Inheritance of fruit acidity in pomegranate (Punica granatum L.) was studied in 3 sweet or low acid (‘Ganesh’, ‘Ruby’ and ‘Kabul Yellow’) and 3 sour or high acid (‘Nana’, ‘Daru’ and ‘Double Flower’) varieties and their progenies. The F1 and F2 data of ‘Ganesh’ × ‘Nana’ showed that fruit acidity is monogenically controlled and the sour nature is dominant over sweet. Further, whether a genotype produces sweet or sour fruit is determined by a major gene (SS) while a few modifiers with small effects cause fluctuations in the acidity levels within sour and sweet types. All the trees of 3 crosses involving ‘Daru’ produced acidic fruits but those of (‘Ganesh’ × ‘Nana’) × ‘Daru’ reached acidity as high as 71.2 g/l which could be because of cumulative influence of modifying genes derived from the two acidic varieties ‘Nana’ and ‘Daru’. Pollination of functionally sterile ‘Double Flower’ variety with single (normal) flower types revealed that ‘Double Flower’ is a dominant mutant from an acidic fruited genotype (Ss). The segregation pattern in F1 indicated the possible linkage between genes governing total acidity and flower type.

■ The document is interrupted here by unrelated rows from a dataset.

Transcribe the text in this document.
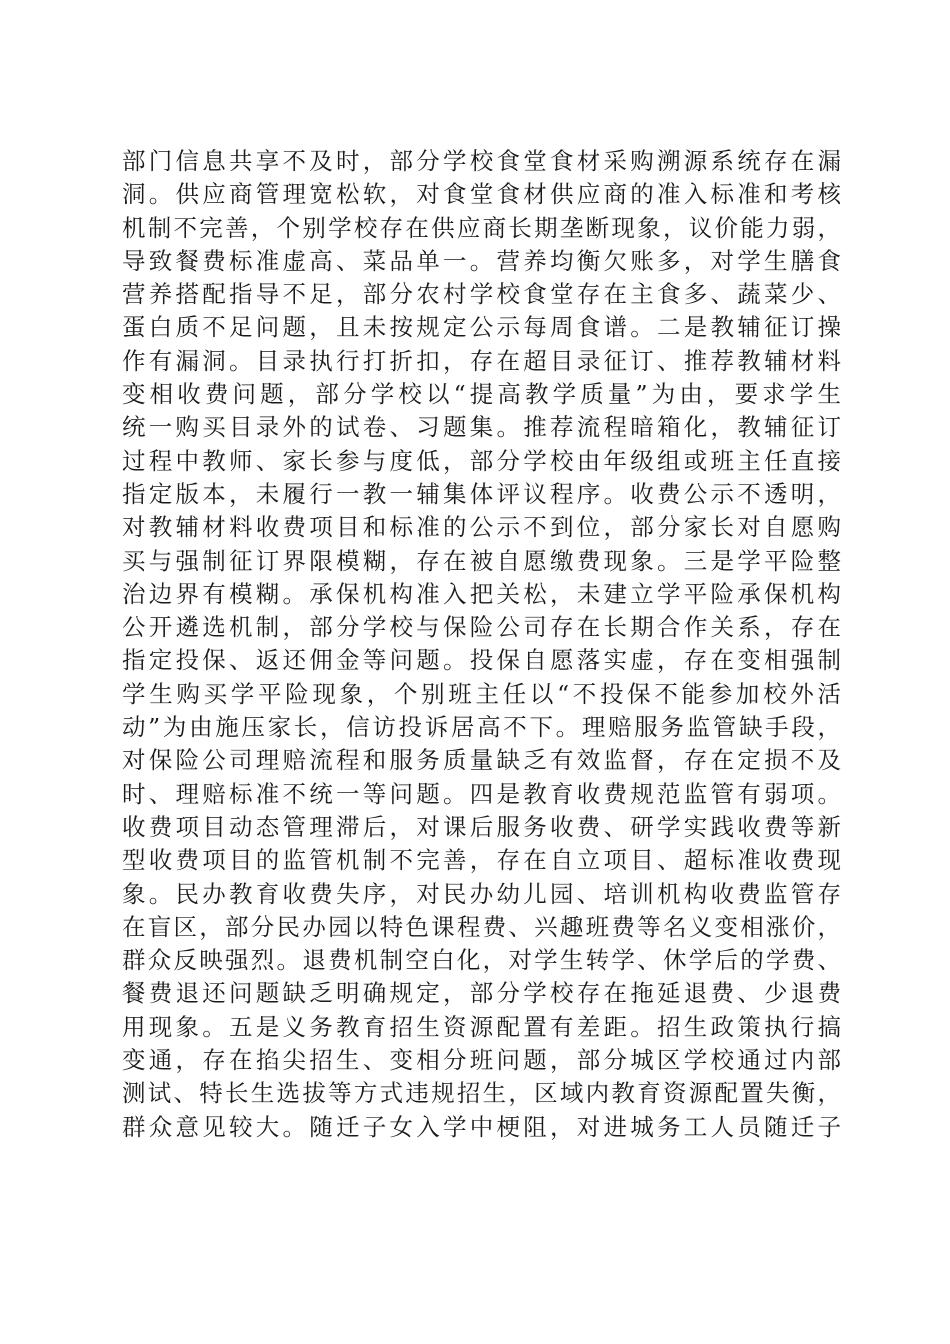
部门信息共享不及时，部分学校食堂食材采购溯源系统存在漏
洞。供应商管理宽松软，对食堂食材供应商的准入标准和考核
机制不完善，个别学校存在供应商长期垄断现象，议价能力弱，
导致餐费标准虚高、菜品单一。营养均衡欠账多，对学生膳食
营养搭配指导不足，部分农村学校食堂存在主食多、蔬菜少、
蛋白质不足问题，且未按规定公示每周食谱。二是教辅征订操
作有漏洞。目录执行打折扣，存在超目录征订、推荐教辅材料
变相收费问题，部分学校以“提高教学质量”为由，要求学生
统一购买目录外的试卷、习题集。推荐流程暗箱化，教辅征订
过程中教师、家长参与度低，部分学校由年级组或班主任直接
指定版本，未履行一教一辅集体评议程序。收费公示不透明，
对教辅材料收费项目和标准的公示不到位，部分家长对自愿购
买与强制征订界限模糊，存在被自愿缴费现象。三是学平险整
治边界有模糊。承保机构准入把关松，未建立学平险承保机构
公开遴选机制，部分学校与保险公司存在长期合作关系，存在
指定投保、返还佣金等问题。投保自愿落实虚，存在变相强制
学生购买学平险现象，个别班主任以“不投保不能参加校外活
动”为由施压家长，信访投诉居高不下。理赔服务监管缺手段，
对保险公司理赔流程和服务质量缺乏有效监督，存在定损不及
时、理赔标准不统一等问题。四是教育收费规范监管有弱项。
收费项目动态管理滞后，对课后服务收费、研学实践收费等新
型收费项目的监管机制不完善，存在自立项目、超标准收费现
象。民办教育收费失序，对民办幼儿园、培训机构收费监管存
在盲区，部分民办园以特色课程费、兴趣班费等名义变相涨价，
群众反映强烈。退费机制空白化，对学生转学、休学后的学费、
餐费退还问题缺乏明确规定，部分学校存在拖延退费、少退费
用现象。五是义务教育招生资源配置有差距。招生政策执行搞
变通，存在掐尖招生、变相分班问题，部分城区学校通过内部
测试、特长生选拔等方式违规招生，区域内教育资源配置失衡，
群众意见较大。随迁子女入学中梗阻，对进城务工人员随迁子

All the F1 hybrids between ‘Kabul Yellow’ and ‘Ganesh’ (sweet × sweet) were sour fruited with almost 8-fold jump in fruit acidity over the mid-parental value. The steep increase in acidity cannot be convincingly attributed to overdominance which is certainly rare at major gene level. Alternatively, linked dominant alleles or epistatic effect of neighboring loci which readily simulate overdominance (pseudo-overdominance) could have caused a major shift in F1 fruit acidity.